On the minus column: Bringing Maxi back was a complete panic move — I get it, but it didn’t work out. Letting Chanot walk to play in a worse league wasn’t good. Talles Magno is a flop, and given how Bakrar struggled to score, you wouldn’t be wrong to wonder if he’s one, too.
Midterm Grade: B
Final Grade: B
OS: I’m just echoing both of you: The stadium dealings are good, but the player signings weren’t (until they were). Average it out and you get a C.
Midterm Grade: C+
Final Grade: C
I don’t think Nick Cushing is a terrible coach. NYCFC has it’s strong points: defense, the roster probably over achieved late in the season, etc. That probably didn’t happen in spite of Cushing, because of that I can’t give him an F. I think it’s more of a case that he’s not a good fit for this roster. A defensive minded coach with a roster lacking any real strikers and with a B or C level midfield, of course that’s going to lead to a lack of goals. When you constantly play low scoring games, of course you leave yourself open to losing leads late and a lot of ties. This was always a flawed formula, and things could have been worse.
With that being said, he should be let go. It’s fair to want a more experienced, more creative coach if NYCFC wants to compete with the top teams in the league. We don’t want to get stuck in mediocrity. At this stage of his career, Nick Cushing is probably not a top MLS Head coach.

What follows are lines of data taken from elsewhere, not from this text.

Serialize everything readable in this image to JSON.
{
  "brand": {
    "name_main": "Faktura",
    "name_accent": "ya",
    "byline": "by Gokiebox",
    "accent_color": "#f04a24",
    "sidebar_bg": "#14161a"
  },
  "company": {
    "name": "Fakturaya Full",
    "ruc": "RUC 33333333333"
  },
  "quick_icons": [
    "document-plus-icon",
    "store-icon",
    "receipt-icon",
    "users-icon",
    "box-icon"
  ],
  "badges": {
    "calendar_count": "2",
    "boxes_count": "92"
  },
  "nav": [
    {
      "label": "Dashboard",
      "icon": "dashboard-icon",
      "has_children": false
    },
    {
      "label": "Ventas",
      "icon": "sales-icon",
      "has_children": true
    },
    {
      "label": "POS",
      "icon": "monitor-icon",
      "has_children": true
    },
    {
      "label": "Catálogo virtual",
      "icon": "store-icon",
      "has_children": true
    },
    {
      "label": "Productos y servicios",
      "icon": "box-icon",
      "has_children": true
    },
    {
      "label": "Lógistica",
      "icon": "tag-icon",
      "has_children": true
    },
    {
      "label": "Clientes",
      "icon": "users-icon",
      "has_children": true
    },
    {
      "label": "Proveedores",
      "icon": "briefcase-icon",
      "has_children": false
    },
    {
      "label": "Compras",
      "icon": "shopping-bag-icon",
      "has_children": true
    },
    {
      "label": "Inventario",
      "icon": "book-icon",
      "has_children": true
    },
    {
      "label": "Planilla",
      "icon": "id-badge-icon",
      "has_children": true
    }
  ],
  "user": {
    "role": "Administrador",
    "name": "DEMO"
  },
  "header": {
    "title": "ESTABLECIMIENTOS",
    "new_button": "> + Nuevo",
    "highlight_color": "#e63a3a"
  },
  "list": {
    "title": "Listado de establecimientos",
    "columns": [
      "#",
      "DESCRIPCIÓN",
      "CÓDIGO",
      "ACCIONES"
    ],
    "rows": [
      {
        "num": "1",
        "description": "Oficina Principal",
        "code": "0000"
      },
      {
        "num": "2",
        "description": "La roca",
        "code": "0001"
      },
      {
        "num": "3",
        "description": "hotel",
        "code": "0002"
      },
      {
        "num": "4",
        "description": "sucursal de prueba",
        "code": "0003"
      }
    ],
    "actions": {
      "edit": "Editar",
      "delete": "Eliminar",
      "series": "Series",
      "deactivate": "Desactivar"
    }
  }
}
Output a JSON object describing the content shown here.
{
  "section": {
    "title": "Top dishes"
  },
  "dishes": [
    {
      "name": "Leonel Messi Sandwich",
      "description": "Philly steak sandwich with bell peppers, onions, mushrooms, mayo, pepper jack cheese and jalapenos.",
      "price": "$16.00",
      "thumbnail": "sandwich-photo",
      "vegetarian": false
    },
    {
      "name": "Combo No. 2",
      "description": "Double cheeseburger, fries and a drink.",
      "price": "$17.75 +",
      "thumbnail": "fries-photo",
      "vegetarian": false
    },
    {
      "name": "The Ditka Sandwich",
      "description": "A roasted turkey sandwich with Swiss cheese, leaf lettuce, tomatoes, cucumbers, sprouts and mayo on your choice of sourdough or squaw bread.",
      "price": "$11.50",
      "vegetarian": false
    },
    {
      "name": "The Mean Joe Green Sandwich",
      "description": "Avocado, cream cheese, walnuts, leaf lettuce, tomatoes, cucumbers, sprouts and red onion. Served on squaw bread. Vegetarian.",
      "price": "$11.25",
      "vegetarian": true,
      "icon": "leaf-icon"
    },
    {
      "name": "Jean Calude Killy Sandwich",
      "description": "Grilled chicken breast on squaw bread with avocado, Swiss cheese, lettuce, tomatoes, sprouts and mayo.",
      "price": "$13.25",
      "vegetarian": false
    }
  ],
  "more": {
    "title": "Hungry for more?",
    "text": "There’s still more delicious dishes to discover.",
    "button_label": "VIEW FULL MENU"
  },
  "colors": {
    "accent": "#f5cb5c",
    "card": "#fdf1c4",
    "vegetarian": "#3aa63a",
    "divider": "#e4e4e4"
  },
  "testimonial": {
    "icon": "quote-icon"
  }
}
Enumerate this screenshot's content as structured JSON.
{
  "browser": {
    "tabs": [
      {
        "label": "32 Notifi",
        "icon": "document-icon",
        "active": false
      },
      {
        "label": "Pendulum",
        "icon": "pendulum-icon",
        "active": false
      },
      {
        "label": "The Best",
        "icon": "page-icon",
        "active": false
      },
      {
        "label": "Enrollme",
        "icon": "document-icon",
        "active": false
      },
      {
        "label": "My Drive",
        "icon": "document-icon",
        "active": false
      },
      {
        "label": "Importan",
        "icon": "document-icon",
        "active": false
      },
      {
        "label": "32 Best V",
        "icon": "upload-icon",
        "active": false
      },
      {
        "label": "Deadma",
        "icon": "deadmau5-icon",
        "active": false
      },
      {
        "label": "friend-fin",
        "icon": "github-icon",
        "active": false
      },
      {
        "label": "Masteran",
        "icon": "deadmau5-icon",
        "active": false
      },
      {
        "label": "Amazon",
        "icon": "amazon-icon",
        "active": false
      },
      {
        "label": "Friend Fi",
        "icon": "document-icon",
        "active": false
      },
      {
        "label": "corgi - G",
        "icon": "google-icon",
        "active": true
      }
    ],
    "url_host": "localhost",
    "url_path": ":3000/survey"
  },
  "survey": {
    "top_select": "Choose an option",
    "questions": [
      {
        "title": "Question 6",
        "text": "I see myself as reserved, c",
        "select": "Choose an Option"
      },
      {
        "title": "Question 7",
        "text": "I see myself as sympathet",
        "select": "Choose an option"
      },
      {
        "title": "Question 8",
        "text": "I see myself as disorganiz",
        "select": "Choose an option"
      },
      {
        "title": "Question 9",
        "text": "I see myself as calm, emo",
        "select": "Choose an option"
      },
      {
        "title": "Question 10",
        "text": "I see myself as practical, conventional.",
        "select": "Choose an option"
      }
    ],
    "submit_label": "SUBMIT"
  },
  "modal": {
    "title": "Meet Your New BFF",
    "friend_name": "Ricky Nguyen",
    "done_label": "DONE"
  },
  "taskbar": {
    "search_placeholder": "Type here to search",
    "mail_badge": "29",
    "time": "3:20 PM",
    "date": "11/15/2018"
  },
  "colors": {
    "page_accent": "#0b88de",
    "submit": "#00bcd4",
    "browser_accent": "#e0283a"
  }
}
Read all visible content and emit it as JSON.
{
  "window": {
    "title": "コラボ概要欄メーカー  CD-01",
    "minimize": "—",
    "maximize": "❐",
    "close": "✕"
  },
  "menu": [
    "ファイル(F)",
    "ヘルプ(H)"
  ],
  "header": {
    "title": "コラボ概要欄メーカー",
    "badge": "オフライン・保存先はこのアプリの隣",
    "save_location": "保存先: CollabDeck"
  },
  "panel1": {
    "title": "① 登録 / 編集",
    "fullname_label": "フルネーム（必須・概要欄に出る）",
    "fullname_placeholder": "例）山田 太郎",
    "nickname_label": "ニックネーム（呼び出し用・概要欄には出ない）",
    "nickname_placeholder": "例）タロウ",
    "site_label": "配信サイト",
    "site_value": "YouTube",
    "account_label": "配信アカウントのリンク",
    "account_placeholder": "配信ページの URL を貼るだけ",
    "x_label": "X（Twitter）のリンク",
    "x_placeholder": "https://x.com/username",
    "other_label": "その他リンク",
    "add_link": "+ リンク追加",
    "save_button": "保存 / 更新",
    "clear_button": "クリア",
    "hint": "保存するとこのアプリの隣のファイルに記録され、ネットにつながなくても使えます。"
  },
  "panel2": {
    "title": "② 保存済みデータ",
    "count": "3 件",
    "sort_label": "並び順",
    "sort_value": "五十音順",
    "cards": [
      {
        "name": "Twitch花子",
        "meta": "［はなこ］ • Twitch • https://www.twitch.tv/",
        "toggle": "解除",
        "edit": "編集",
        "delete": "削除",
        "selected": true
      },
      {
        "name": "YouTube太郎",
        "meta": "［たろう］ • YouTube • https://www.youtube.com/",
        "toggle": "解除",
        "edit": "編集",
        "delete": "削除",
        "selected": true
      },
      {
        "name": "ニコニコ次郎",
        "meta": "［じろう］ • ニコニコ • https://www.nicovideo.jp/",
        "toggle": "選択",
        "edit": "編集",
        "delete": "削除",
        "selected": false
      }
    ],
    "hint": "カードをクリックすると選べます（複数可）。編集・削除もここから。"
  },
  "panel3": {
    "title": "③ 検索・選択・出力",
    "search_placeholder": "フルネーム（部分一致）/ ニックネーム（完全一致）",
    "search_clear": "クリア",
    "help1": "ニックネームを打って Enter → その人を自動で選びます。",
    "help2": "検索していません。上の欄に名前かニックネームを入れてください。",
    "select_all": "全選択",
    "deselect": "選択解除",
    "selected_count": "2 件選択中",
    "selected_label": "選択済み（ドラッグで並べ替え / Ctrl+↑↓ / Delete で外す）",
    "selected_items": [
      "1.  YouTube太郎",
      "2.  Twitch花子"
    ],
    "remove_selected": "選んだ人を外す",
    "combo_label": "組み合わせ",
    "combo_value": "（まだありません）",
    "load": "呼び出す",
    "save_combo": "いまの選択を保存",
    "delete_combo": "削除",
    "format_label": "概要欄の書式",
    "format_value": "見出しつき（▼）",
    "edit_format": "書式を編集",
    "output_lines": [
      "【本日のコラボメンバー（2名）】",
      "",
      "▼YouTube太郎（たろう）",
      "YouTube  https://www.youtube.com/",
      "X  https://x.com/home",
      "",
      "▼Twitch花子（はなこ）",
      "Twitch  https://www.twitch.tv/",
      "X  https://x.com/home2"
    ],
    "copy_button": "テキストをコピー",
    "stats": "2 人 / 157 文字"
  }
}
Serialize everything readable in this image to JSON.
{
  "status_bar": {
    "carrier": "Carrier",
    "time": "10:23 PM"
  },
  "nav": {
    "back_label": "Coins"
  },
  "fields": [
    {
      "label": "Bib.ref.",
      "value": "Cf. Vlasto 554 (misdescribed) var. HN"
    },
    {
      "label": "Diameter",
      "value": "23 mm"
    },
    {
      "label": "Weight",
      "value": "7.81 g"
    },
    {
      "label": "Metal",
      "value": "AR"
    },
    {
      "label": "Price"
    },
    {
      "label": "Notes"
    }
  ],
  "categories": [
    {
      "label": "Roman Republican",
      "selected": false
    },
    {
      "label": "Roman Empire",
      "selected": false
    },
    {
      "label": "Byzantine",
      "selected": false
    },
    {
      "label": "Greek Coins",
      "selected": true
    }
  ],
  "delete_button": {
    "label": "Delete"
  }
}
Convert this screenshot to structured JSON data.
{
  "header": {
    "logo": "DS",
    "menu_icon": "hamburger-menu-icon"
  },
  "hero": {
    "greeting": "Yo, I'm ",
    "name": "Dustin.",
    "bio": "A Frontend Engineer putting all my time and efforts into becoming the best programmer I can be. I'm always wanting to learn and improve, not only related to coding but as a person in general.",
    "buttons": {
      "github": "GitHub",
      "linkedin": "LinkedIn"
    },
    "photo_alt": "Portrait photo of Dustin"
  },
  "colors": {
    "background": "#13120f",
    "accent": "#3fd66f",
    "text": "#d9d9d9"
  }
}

NYCFC is a very young team, but given the talent level of the midfield and attacking players the complete lack of creativity in the attacking third is unforgivable for the coach. Nick Cushing seems like a very nice and likeable coach. However, the lack of offensive production with the talent we have demands a change at manager. We are a mid-table spending team that depends on its scouting system to get high value for the money. If the problem was that we had made the playoffs and went out early, outclassed by a clearly better opponent, I think we would fairly be focusing on the Front office’s failure to address the team needs earlier in the season and question the quality of the players they have brought in. But while players like Pelligrini, Magno, and Cufre may be disappointments given their price tags…..I have a hard time arguing that we don’t have the talent to beat the Jersey team, Charlotte, and Montreal into the playoffs. Toronto had a locker room implosion and Miami had a complete team makeover, but those teams will believe they can do better next season. If Cushing is back next season, then it’s hard to see that even with modest player improvement that we are in any better a situation than Chicago for next season. We need an upgrade at manager or we can expect more of the same.